Washington scene

April 1, 1998

Washington Scene

By Stan Mackiewicz

April 1998

Stan Mackiewicz is the executive director of the Professional Aviation Maintenance Association.

Jane Garvey took over the reins of the FAA in August, 1997, just after the EAA show in Oshkosh. Since that time there have been no major air carrier accidents within the borders of the United States. In the unique language of large government departments, she is a stunning success. Measures of our Administrators often are pegged to the accident rates. Fair? Maybe!

The aftermath of her initial confirmation was a statement that her agency would focus on air carrier or commercial aviation; safety is first; promoting aviation as a method of transportation was not a necessary part of the FAA mission; and "maintenance" was synonymous with human factors.

So far the numbers point that she is going in the correct direction. Time will tell.


The FAA Suspected Unapproved Parts Division is near finishing their program. If an "elephant" is a "mouse" designed by a committee, the SUP Program is somewhere between. It has already begun to clean up areas of the parts industry that needed attention. Unfortunately the program is loosing a key player. Ken Reilley, chief of SUPs, is leaving in several months to take a job in New York. He has been responsible for defining and documenting how the parts industry will work for years to come.

Soon there will be a flood of ACs and FAA Orders that explain the program. Training in the field has begun. Ken has won the grudging respect of industry leaders who worked with his office via the SUP Steering Committee. Ken listened to this industry group and factored many of their concerns into the program. The SUP program reports directly to the highest levels in the agency and shows what can be done when a dedicated group gets that support. Whenever he needed help, it was there. Ken probably does not see it that way, but those who have programs that do not have the visibility at a high level within the FAA suffer intolerable delays.


There is a new gun fighter in the FAA Regions and FSDOs, and he/she belongs to us, the maintenance part of the flying equation. The position is called Airworthiness Safety Program Manager. The person is dedicated to airworthiness safety issues. Specifications call for the position to be filled by a person with an A&P certificate. This is significant. The safety programs have been mostly populated with people from the operations side of the FAA. Maintenance folk have not had the money nor expertise to develop meaningful programs. Instead we have seen safety program managers tell large groups of pilots what maintenance they can and cannot perform. Finally, some "right-thinking" in the agency. The program permits assignment of Airworthiness Safety Counselors similar to the volunteer Safety Counselors, often populated by flight instructors, who are often seen strutting around local airports. Not all regions nor FSDOs have read their mail yet nor know what the program is all about. These are your contacts for safety programs, and we urge you to call and find out who they are and what are they going to do for you. Budgets are currently being established for travel, literature, and other costs of running the safety program.

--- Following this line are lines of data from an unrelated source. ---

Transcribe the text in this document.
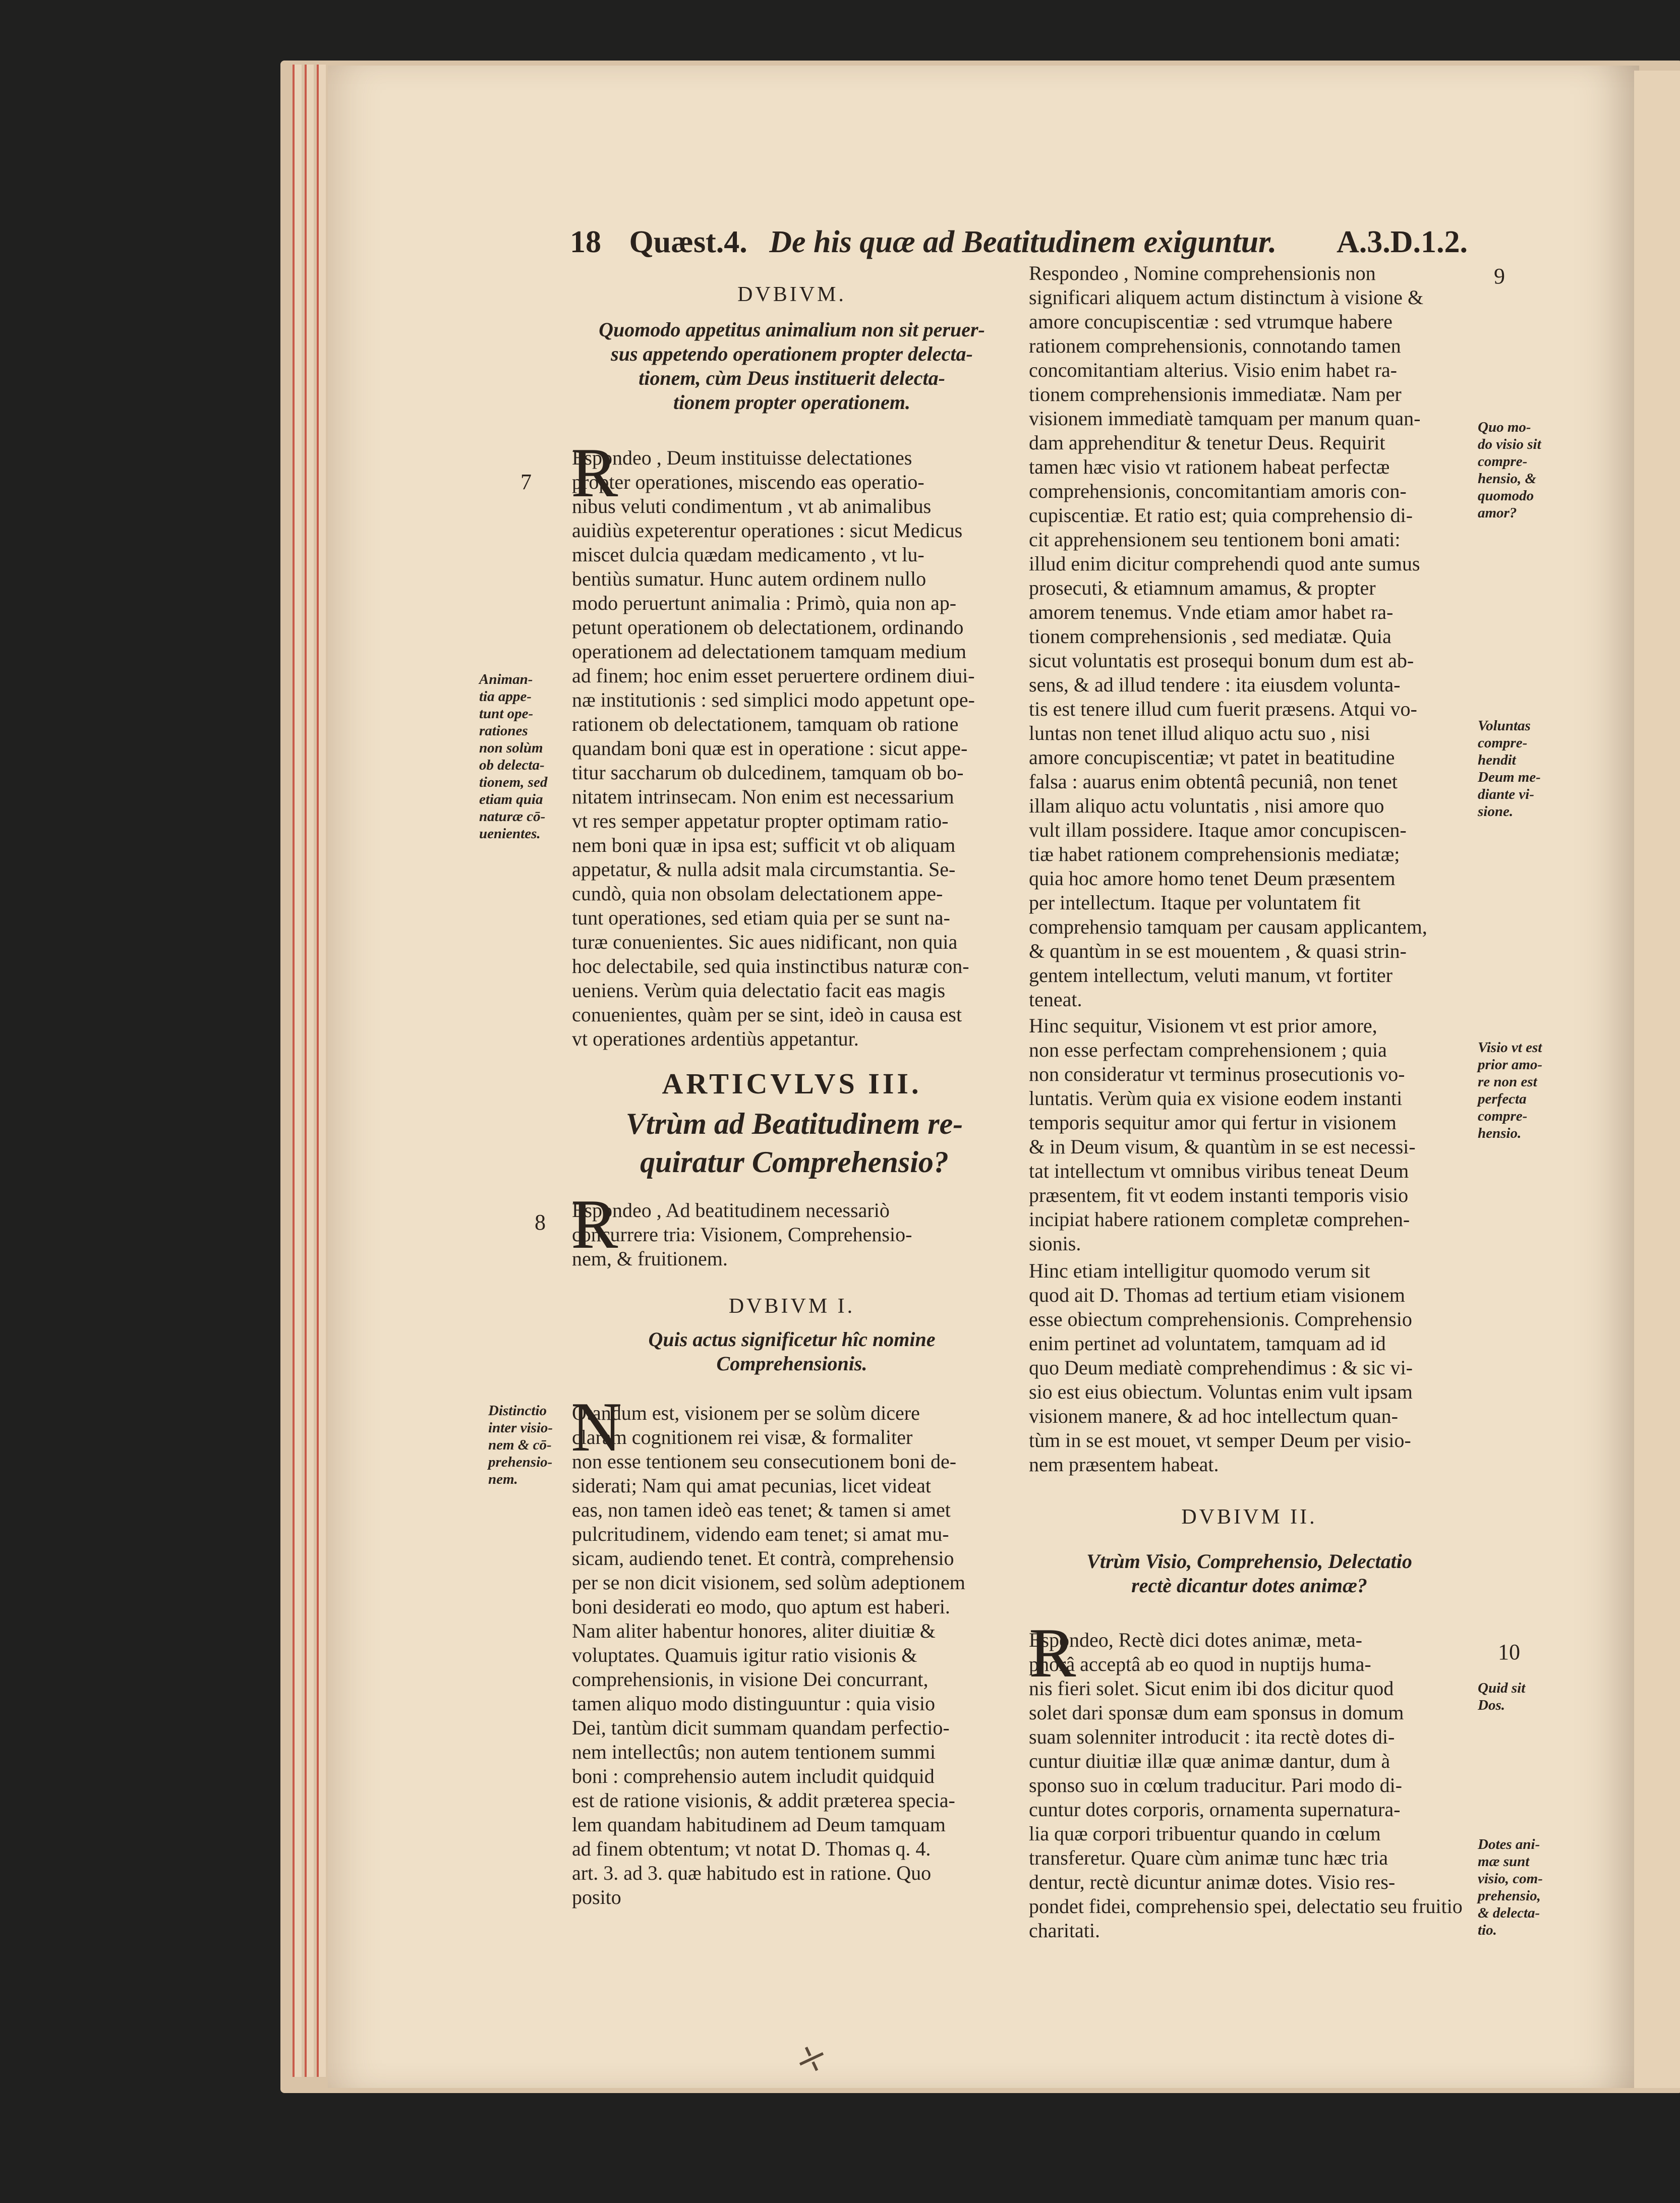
18 Quæst.4. De his quæ ad Beatitudinem exiguntur. A.3.D.1.2.
DVBIVM.
Quomodo appetitus animalium non sit peruer-
sus appetendo operationem propter delecta-
tionem, cùm Deus instituerit delecta-
tionem propter operationem.
R
Espondeo , Deum instituisse delectationes
propter operationes, miscendo eas operatio-
nibus veluti condimentum , vt ab animalibus
auidiùs expeterentur operationes : sicut Medicus
miscet dulcia quædam medicamento , vt lu-
bentiùs sumatur. Hunc autem ordinem nullo
modo peruertunt animalia : Primò, quia non ap-
petunt operationem ob delectationem, ordinando
operationem ad delectationem tamquam medium
ad finem; hoc enim esset peruertere ordinem diui-
næ institutionis : sed simplici modo appetunt ope-
rationem ob delectationem, tamquam ob ratione
quandam boni quæ est in operatione : sicut appe-
titur saccharum ob dulcedinem, tamquam ob bo-
nitatem intrinsecam. Non enim est necessarium
vt res semper appetatur propter optimam ratio-
nem boni quæ in ipsa est; sufficit vt ob aliquam
appetatur, & nulla adsit mala circumstantia. Se-
cundò, quia non obsolam delectationem appe-
tunt operationes, sed etiam quia per se sunt na-
turæ conuenientes. Sic aues nidificant, non quia
hoc delectabile, sed quia instinctibus naturæ con-
ueniens. Verùm quia delectatio facit eas magis
conuenientes, quàm per se sint, ideò in causa est
vt operationes ardentiùs appetantur.
ARTICVLVS III.
Vtrùm ad Beatitudinem re-
quiratur Comprehensio?
R
Espondeo , Ad beatitudinem necessariò
concurrere tria: Visionem, Comprehensio-
nem, & fruitionem.
DVBIVM I.
Quis actus significetur hîc nomine
Comprehensionis.
N
Otandum est, visionem per se solùm dicere
claram cognitionem rei visæ, & formaliter
non esse tentionem seu consecutionem boni de-
siderati; Nam qui amat pecunias, licet videat
eas, non tamen ideò eas tenet; & tamen si amet
pulcritudinem, videndo eam tenet; si amat mu-
sicam, audiendo tenet. Et contrà, comprehensio
per se non dicit visionem, sed solùm adeptionem
boni desiderati eo modo, quo aptum est haberi.
Nam aliter habentur honores, aliter diuitiæ &
voluptates. Quamuis igitur ratio visionis &
comprehensionis, in visione Dei concurrant,
tamen aliquo modo distinguuntur : quia visio
Dei, tantùm dicit summam quandam perfectio-
nem intellectûs; non autem tentionem summi
boni : comprehensio autem includit quidquid
est de ratione visionis, & addit præterea specia-
lem quandam habitudinem ad Deum tamquam
ad finem obtentum; vt notat D. Thomas q. 4.
art. 3. ad 3. quæ habitudo est in ratione. Quo
posito
Respondeo , Nomine comprehensionis non
significari aliquem actum distinctum à visione &
amore concupiscentiæ : sed vtrumque habere
rationem comprehensionis, connotando tamen
concomitantiam alterius. Visio enim habet ra-
tionem comprehensionis immediatæ. Nam per
visionem immediatè tamquam per manum quan-
dam apprehenditur & tenetur Deus. Requirit
tamen hæc visio vt rationem habeat perfectæ
comprehensionis, concomitantiam amoris con-
cupiscentiæ. Et ratio est; quia comprehensio di-
cit apprehensionem seu tentionem boni amati:
illud enim dicitur comprehendi quod ante sumus
prosecuti, & etiamnum amamus, & propter
amorem tenemus. Vnde etiam amor habet ra-
tionem comprehensionis , sed mediatæ. Quia
sicut voluntatis est prosequi bonum dum est ab-
sens, & ad illud tendere : ita eiusdem volunta-
tis est tenere illud cum fuerit præsens. Atqui vo-
luntas non tenet illud aliquo actu suo , nisi
amore concupiscentiæ; vt patet in beatitudine
falsa : auarus enim obtentâ pecuniâ, non tenet
illam aliquo actu voluntatis , nisi amore quo
vult illam possidere. Itaque amor concupiscen-
tiæ habet rationem comprehensionis mediatæ;
quia hoc amore homo tenet Deum præsentem
per intellectum. Itaque per voluntatem fit
comprehensio tamquam per causam applicantem,
& quantùm in se est mouentem , & quasi strin-
gentem intellectum, veluti manum, vt fortiter
teneat.
Hinc sequitur, Visionem vt est prior amore,
non esse perfectam comprehensionem ; quia
non consideratur vt terminus prosecutionis vo-
luntatis. Verùm quia ex visione eodem instanti
temporis sequitur amor qui fertur in visionem
& in Deum visum, & quantùm in se est necessi-
tat intellectum vt omnibus viribus teneat Deum
præsentem, fit vt eodem instanti temporis visio
incipiat habere rationem completæ comprehen-
sionis.
Hinc etiam intelligitur quomodo verum sit
quod ait D. Thomas ad tertium etiam visionem
esse obiectum comprehensionis. Comprehensio
enim pertinet ad voluntatem, tamquam ad id
quo Deum mediatè comprehendimus : & sic vi-
sio est eius obiectum. Voluntas enim vult ipsam
visionem manere, & ad hoc intellectum quan-
tùm in se est mouet, vt semper Deum per visio-
nem præsentem habeat.
DVBIVM II.
Vtrùm Visio, Comprehensio, Delectatio
rectè dicantur dotes animæ?
R
Espondeo, Rectè dici dotes animæ, meta-
phorâ acceptâ ab eo quod in nuptijs huma-
nis fieri solet. Sicut enim ibi dos dicitur quod
solet dari sponsæ dum eam sponsus in domum
suam solenniter introducit : ita rectè dotes di-
cuntur diuitiæ illæ quæ animæ dantur, dum à
sponso suo in cœlum traducitur. Pari modo di-
cuntur dotes corporis, ornamenta supernatura-
lia quæ corpori tribuentur quando in cœlum
transferetur. Quare cùm animæ tunc hæc tria
dentur, rectè dicuntur animæ dotes. Visio res-
pondet fidei, comprehensio spei, delectatio seu fruitio
charitati.
7
8
9
10
Animan-
tia appe-
tunt ope-
rationes
non solùm
ob delecta-
tionem, sed
etiam quia
naturæ cō-
uenientes.
Distinctio
inter visio-
nem & cō-
prehensio-
nem.
Quo mo-
do visio sit
compre-
hensio, &
quomodo
amor?
Voluntas
compre-
hendit
Deum me-
diante vi-
sione.
Visio vt est
prior amo-
re non est
perfecta
compre-
hensio.
Quid sit
Dos.
Dotes ani-
mæ sunt
visio, com-
prehensio,
& delecta-
tio.
⤫
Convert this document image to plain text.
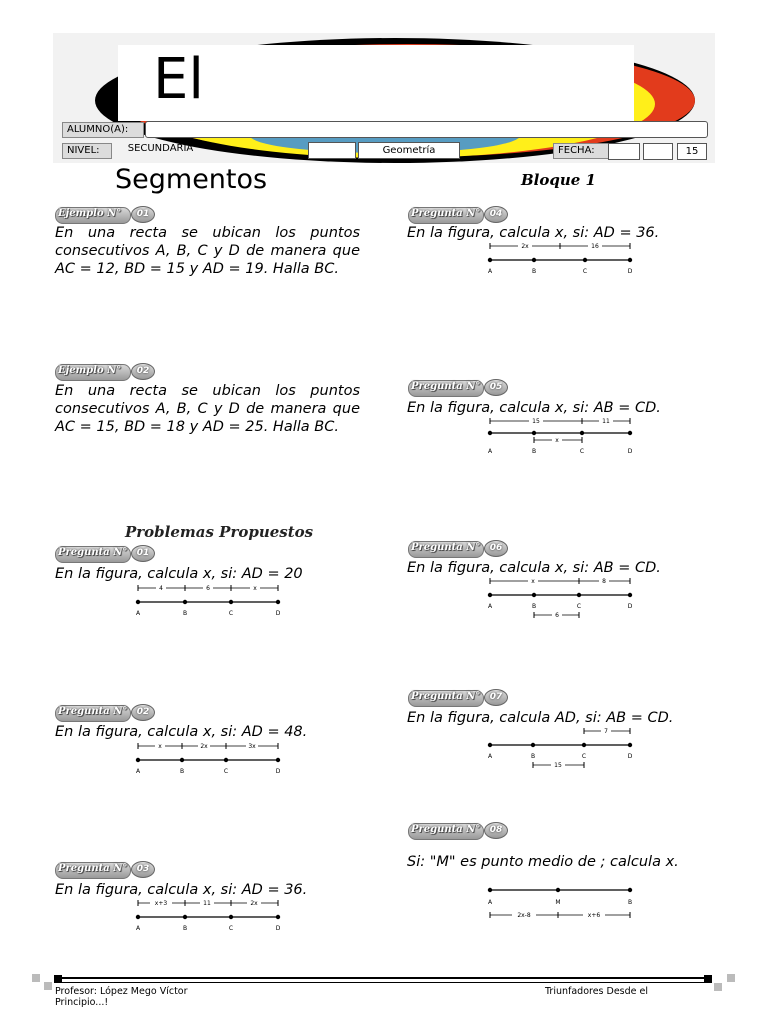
El
ALUMNO(A):
NIVEL:	SECUNDARIA	Geometría	FECHA:	15
Segmentos	Bloque 1
Problemas Propuestos
Ejemplo N°	01
En una recta se ubican los puntos consecutivos A, B, C y D de manera que AC = 12, BD = 15 y AD = 19. Halla BC.
Ejemplo N°	02
En una recta se ubican los puntos consecutivos A, B, C y D de manera que AC = 15, BD = 18 y AD = 25. Halla BC.
Pregunta N°	01
En la figura, calcula x, si: AD = 20
4	6	x
A	B	C	D
Pregunta N°	02
En la figura, calcula x, si: AD = 48.
x	2x	3x
A	B	C	D
Pregunta N°	03
En la figura, calcula x, si: AD = 36.
x+3	11	2x
A	B	C	D
Pregunta N°	04
En la figura, calcula x, si: AD = 36.
2x	16
A	B	C	D
Pregunta N°	05
En la figura, calcula x, si: AB = CD.
15	11
x
A	B	C	D
Pregunta N°	06
En la figura, calcula x, si: AB = CD.
x	8
A	B	C	D
6
Pregunta N°	07
En la figura, calcula AD, si: AB = CD.
7
A	B	C	D
15
Pregunta N°	08
Si: "M" es punto medio de ; calcula x.
A	M	B
2x-8	x+6
Profesor: López Mego Víctor Principio...!
Triunfadores Desde el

The Aviation Rulemaking Advisory Committee (ARAC) has been officially extended for another two years. The ARAC process is intended to solicit industry help in making rules. There have been some notable successes everywhere but in the maintenance area. Part 66 and Major Minor are good examples of the problems with the system. On Part 66 many good dedicated people worked long hours to hammer out a proposed change to the regulations covering certification of mechanics. Fourteen months ago it left ARAC and began the tortuous journey through the bureaucracy to become an official "Notice for Proposed Rulemaking" and released to the public for comment. As this is written, it has cleared all the hurdles and sits in the Office of Deputy Associate Administrator for Regulation and Certification awaiting signature to send the document to the Federal Register. Since all the objections have been overcome or explained away, there is nothing holding it up except ink for the pen. It is frustrating to spend so much time only to have our government procrastinate without telling us why. Still, this process is preferable to government insiders making the rules in the blind.


Another kink in the siphon line of meaningful work at the FAA is the Office of Chief Council. This august body of legal (technical?) experts is holding up AC43.13.1B. This document is the rewrite of "Acceptable Methods, Techniques, and Practices" for "Aircraft Inspection and Repair" and was first released in 1972 and updated in 1988.

This technical document is used universally for "minor" repairs and may be used as a basis for FAA data approval for "major" repairs. It can be used as approved data when (1) The user has determined that it is appropriate to the product being repaired; (2) directly applicable to the repair being made; and (3) not contrary to manufacturer's data.

It badly needed modernization, and a group of dedicated civil servants and industry people worked hard to get it done. I suppose the FAA has a good reason to hold up this kind of project, but so far they have not shared it with industry.